Investor Strategy: How ESG ratings providers let the side down
16 February 2020
An often-expressed criticism of the ESG investing space, mainly by institutional investors, is the lack of robust benchmarks and/or ratings from independent bodies. ESG investing is complex. A new study by Research Affiliates indicates just how much work the industry needs to do to improve accountability.

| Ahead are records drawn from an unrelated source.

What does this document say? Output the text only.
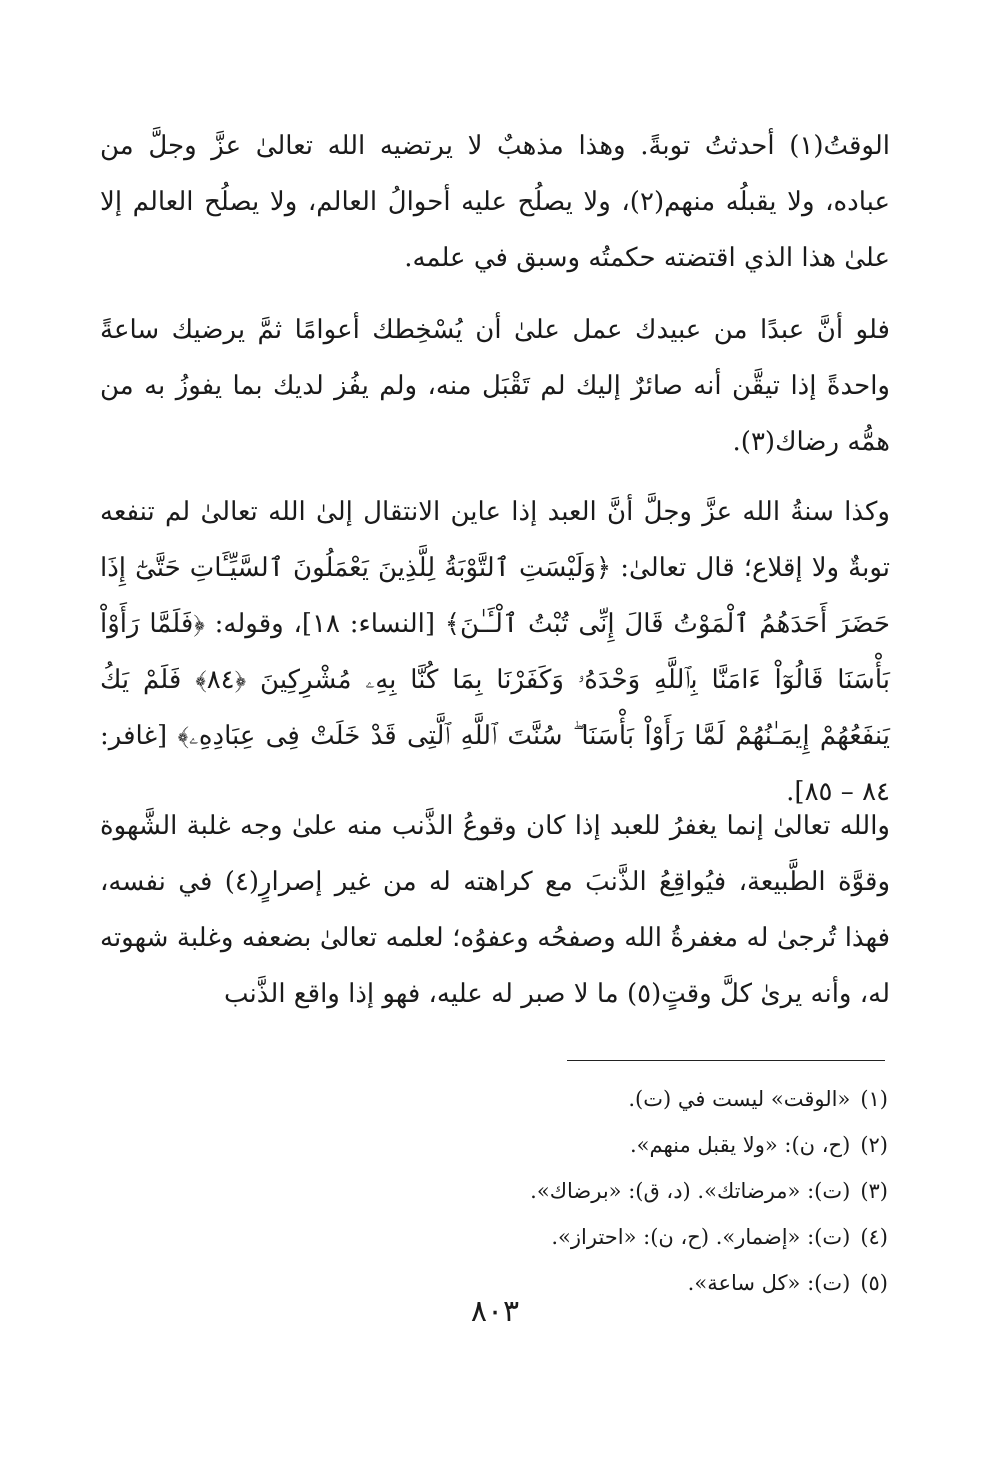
الوقتُ(١) أحدثتُ توبةً. وهذا مذهبٌ لا يرتضيه الله تعالىٰ عزَّ وجلَّ من عباده، ولا يقبلُه منهم(٢)، ولا يصلُح عليه أحوالُ العالم، ولا يصلُح العالم إلا علىٰ هذا الذي اقتضته حكمتُه وسبق في علمه.

فلو أنَّ عبدًا من عبيدك عمل علىٰ أن يُسْخِطك أعوامًا ثمَّ يرضيك ساعةً واحدةً إذا تيقَّن أنه صائرٌ إليك لم تَقْبَل منه، ولم يفُز لديك بما يفوزُ به من همُّه رضاك(٣).

وكذا سنةُ الله عزَّ وجلَّ أنَّ العبد إذا عاين الانتقال إلىٰ الله تعالىٰ لم تنفعه توبةٌ ولا إقلاع؛ قال تعالىٰ: ﴿وَلَيْسَتِ ٱلتَّوْبَةُ لِلَّذِينَ يَعْمَلُونَ ٱلسَّيِّـَٔاتِ حَتَّىٰٓ إِذَا حَضَرَ أَحَدَهُمُ ٱلْمَوْتُ قَالَ إِنِّى تُبْتُ ٱلْـَٔـٰنَ﴾ [النساء: ١٨]، وقوله: ﴿فَلَمَّا رَأَوْاْ بَأْسَنَا قَالُوٓاْ ءَامَنَّا بِٱللَّهِ وَحْدَهُۥ وَكَفَرْنَا بِمَا كُنَّا بِهِۦ مُشْرِكِينَ ﴿٨٤﴾ فَلَمْ يَكُ يَنفَعُهُمْ إِيمَـٰنُهُمْ لَمَّا رَأَوْاْ بَأْسَنَا ۖ سُنَّتَ ٱللَّهِ ٱلَّتِى قَدْ خَلَتْ فِى عِبَادِهِۦ﴾ [غافر: ٨٤ – ٨٥].

والله تعالىٰ إنما يغفرُ للعبد إذا كان وقوعُ الذَّنب منه علىٰ وجه غلبة الشَّهوة وقوَّة الطَّبيعة، فيُواقِعُ الذَّنبَ مع كراهته له من غير إصرارٍ(٤) في نفسه، فهذا تُرجىٰ له مغفرةُ الله وصفحُه وعفوُه؛ لعلمه تعالىٰ بضعفه وغلبة شهوته له، وأنه يرىٰ كلَّ وقتٍ(٥) ما لا صبر له عليه، فهو إذا واقع الذَّنب

(١)«الوقت» ليست في (ت).

(٢)(ح، ن): «ولا يقبل منهم».

(٣)(ت): «مرضاتك». (د، ق): «برضاك».

(٤)(ت): «إضمار». (ح، ن): «احتراز».

(٥)(ت): «كل ساعة».

٨٠٣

The study is called: “What a Difference an ESG Ratings Provider Makes”. It analyses the work of two major ESG ratings firms in the US, against a backdrop of other ESG information providers. Their differences are significant and worrying. The study identified and looked at about 70 ESG ratings providers. The key points are:
-
ESG ratings vary markedly by ESG ratings provider because each provider has a unique methodology for assigning company-specific ratings. Investors, therefore, must ensure the approach taken by the ratings provider they rely on is consistent with their ESG preferences or they risk constructing portfolios that do not align with their ESG views.
-
ESG portfolios constructed using the ratings of two well-known ESG ratings providers yield large performance dispersion and low correlation of returns. The differences are even greater at the individual ratings level for environmental, social, and governance scores.
-
The differences in how ratings providers calculate ESG scores can result in the same company being ranked quite highly by one provider and quite poorly by another. Understanding which metrics are evaluated and how they are assessed is essential to investors selecting stocks that meet the ESG criteria they care about.